At 04:26 PM 8/12/2005, Gill Ediger wrote:
[...]Chili is an entity unto itself--almost holy in its own right.
[...]"Chili with Beans" is adulterated chile. "Vegetarian Chili" is
adulterated chili. Again, remember, it is not chili. It is something else;
it is chili with something else added; it is adulterated chili--but it is
not chili.
Diana --
Gil's eloquent message effectively communicates the fundamentalist zeal
typical of religious zealots, and should serve as an education to us all
about the perils of violent culture clash in the modern world. Note that
in Gil's account, the "religion of chili" has a sacred narrative ("invented
by a San Antonio jailer") and displays the identifying cues intended to
keep the cult "pure and free from contamination by "heterodox dogma." That
which does not meet the cult's definition of "chili" is condemned as
"adulterated" or simply "not chili" just as members of various heterodox
religious groups condemn each other as "not true members of the Holy
Church" or "apostates" or "innovators" or something like that.
The true fact is that beans have been around Texas a lot longer than
"chili" has, and they have probably always been mixed into it, in varying
degress depending on the poverty of the cook. Poor people put beans in the
chili because they couldn't afford meat, therefore, chili with beans tended
to take on an aura of dirty, low-class poverty. This is especially likely
because chili itself probably originated as a spicy way to prepare old,
stale, tough or otherwise low quality meat. It is always the relatively
poor, who are most vigorously resentful of the truly poor. It was an act
of pride to cook the beans separately and serve them on the side, thereby
allowing your guest to see just how much of your chili was actually made of
meat. This sort of history accounts for much of the passionate cultural
cleansing that goes on about chili and its ingredients. I warn you,
equally violent religious battles are fought on the subject of tomatoes,
and "Cincinatti chili" which is poured on hot dogs in the midwest, is
despised with the fervor that only a true believer could display.
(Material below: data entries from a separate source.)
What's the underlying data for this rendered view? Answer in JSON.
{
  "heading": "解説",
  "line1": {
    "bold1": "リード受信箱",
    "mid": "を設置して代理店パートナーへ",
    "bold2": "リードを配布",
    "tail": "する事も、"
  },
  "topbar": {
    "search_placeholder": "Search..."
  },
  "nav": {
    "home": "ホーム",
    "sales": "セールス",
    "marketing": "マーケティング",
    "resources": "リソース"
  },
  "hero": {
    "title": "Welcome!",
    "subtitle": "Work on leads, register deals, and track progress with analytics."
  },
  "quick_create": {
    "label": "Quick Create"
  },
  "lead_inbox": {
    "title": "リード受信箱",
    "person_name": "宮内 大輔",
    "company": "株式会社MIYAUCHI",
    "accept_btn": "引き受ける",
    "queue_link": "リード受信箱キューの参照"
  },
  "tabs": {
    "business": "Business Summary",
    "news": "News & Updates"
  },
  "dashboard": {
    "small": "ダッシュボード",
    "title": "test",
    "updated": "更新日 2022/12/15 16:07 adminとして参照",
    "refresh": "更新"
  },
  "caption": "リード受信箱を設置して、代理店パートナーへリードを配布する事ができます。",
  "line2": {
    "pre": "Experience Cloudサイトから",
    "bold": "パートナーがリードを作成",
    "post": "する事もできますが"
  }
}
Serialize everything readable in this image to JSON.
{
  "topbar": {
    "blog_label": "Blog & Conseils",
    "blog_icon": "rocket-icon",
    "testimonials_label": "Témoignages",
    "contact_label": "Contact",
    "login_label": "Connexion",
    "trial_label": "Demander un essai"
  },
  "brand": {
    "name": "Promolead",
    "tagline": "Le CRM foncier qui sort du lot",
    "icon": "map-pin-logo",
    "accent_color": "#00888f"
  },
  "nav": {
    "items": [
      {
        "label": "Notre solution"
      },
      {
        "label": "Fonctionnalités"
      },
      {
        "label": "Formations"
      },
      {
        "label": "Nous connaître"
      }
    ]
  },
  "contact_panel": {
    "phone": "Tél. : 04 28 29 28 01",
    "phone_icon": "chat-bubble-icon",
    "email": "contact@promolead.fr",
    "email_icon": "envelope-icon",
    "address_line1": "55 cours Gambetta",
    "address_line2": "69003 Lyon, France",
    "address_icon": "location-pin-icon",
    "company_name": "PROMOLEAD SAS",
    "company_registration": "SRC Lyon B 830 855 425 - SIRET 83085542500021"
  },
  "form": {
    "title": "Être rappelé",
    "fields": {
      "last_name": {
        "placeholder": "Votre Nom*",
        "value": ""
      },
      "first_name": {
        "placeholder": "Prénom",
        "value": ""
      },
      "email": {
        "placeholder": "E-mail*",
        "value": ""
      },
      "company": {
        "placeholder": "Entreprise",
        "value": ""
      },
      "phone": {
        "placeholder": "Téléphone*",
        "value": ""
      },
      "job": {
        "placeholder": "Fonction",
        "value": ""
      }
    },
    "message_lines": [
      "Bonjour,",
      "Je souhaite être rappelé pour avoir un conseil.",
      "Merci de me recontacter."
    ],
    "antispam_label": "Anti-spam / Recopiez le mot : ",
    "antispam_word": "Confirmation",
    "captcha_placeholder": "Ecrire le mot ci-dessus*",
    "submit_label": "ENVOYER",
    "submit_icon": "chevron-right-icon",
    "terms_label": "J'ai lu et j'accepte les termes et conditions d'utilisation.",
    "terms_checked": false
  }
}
As for the "invented by a jailor," story -- it is true that chili has been
served in Texas jails and prisons for a very long time, and still is. It
was probably invented by street vendors in South Texas. In the 1930s, San
Antonio enacted public health regulations against the "chili queens:"
ladies serving chili out of open pots on the town square. Could this have
been because the meat therein was found to be other than the canonical
"mature venison, beef or pork" and perhaps came from smaller game that
barked or meowed? The veil of the past conceals the answers to such questions.
One thing this exchange proves, is that Texas cavers are prone to religious
arguments about "real chili." My advice is cook whatever you damn well
please and don't worry about the Thought Police.